A Saudi flynas aircraft. (Asharq Al-Awsat) 
A Saudi flynas aircraft. (Asharq Al-Awsat) 

Saudi Arabia's flynas has successfully completed the final allocation process for its initial public offering (IPO) shares, setting a minimum allotment of 10 shares for each individual subscriber.

This IPO is considered the first of its kind for a Gulf airline in nearly 20 years. flynas will become the third Gulf airline to go public, following the listings of Air Arabia in the UAE and Jazeera Airways in Kuwait.

In a statement, the company confirmed that any surplus subscription funds - if any - will be refunded to individual subscribers no later than June 5. The company will be listed on the Saudi stock exchange once regulatory procedures are completed.

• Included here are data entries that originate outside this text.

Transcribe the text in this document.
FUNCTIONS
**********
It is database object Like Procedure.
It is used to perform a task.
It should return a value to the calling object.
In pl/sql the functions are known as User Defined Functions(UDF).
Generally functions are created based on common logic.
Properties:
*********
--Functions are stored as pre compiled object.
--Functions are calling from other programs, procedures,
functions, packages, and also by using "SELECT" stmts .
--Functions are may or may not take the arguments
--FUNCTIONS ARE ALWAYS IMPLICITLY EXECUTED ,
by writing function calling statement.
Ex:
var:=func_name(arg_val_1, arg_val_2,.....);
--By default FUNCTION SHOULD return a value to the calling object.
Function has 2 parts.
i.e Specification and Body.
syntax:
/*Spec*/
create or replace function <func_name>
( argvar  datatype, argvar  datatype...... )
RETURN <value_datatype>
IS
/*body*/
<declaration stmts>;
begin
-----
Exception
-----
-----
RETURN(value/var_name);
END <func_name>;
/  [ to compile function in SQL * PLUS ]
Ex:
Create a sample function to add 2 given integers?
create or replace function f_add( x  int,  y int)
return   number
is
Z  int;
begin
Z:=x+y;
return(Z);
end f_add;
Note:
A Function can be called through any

Saudi Minister of Transport Saleh Al-Jasser stated on the X platform that the IPO of the first Saudi airline on the stock market, along with the high oversubscription rates, “reflects the high level of confidence in the Kingdom's aviation sector, which is witnessing remarkable developments and unprecedented annual growth rates, increased air traffic and connectivity, as well as significant investments in infrastructure, all supported by Prince Mohammed bin Salman, Crown Prince and Prime Minister.”

“Congratulations to flynas on the successful IPO and listing. The aviation sector will continue to enhance its developmental role in supporting the national economy and expanding investment and growth opportunities, in partnership with the private sector,” he added.

The individual investor subscription period, which began on May 28 and lasted for three days, saw the participation of 666 investors, with a final offering price of 30 riyals per share.

Total demand from this segment reached approximately SAR 2.868 billion ($746.5 million), resulting in a coverage ratio of 349.70%.

Meanwhile, flynas reported a net profit of SAR 148 million ($39.4 million) for the first quarter of this year, marking a 1% decrease compared to the net profit of SAR 149 million recorded in the same period last year. However, the company's adjusted net profit increased by 78%.

In a statement, the company attributed the decline in profit to exceptional gains of 66 million riyals recorded in Q1 2024 from a sale and leaseback transaction, which did not recur in the current quarter.

Operating profit rose by 78%, and the company generated revenues of SAR 1.8 billion in the first quarter of 2025, a 6% increase, supported by improved ticket yields and growth in ancillary revenues.

The company stated that its revenue increased by 5% to reach SAR 1.8 billion during the first three months of 2025, attributing the growth to stronger ticket yields and increased ancillary income.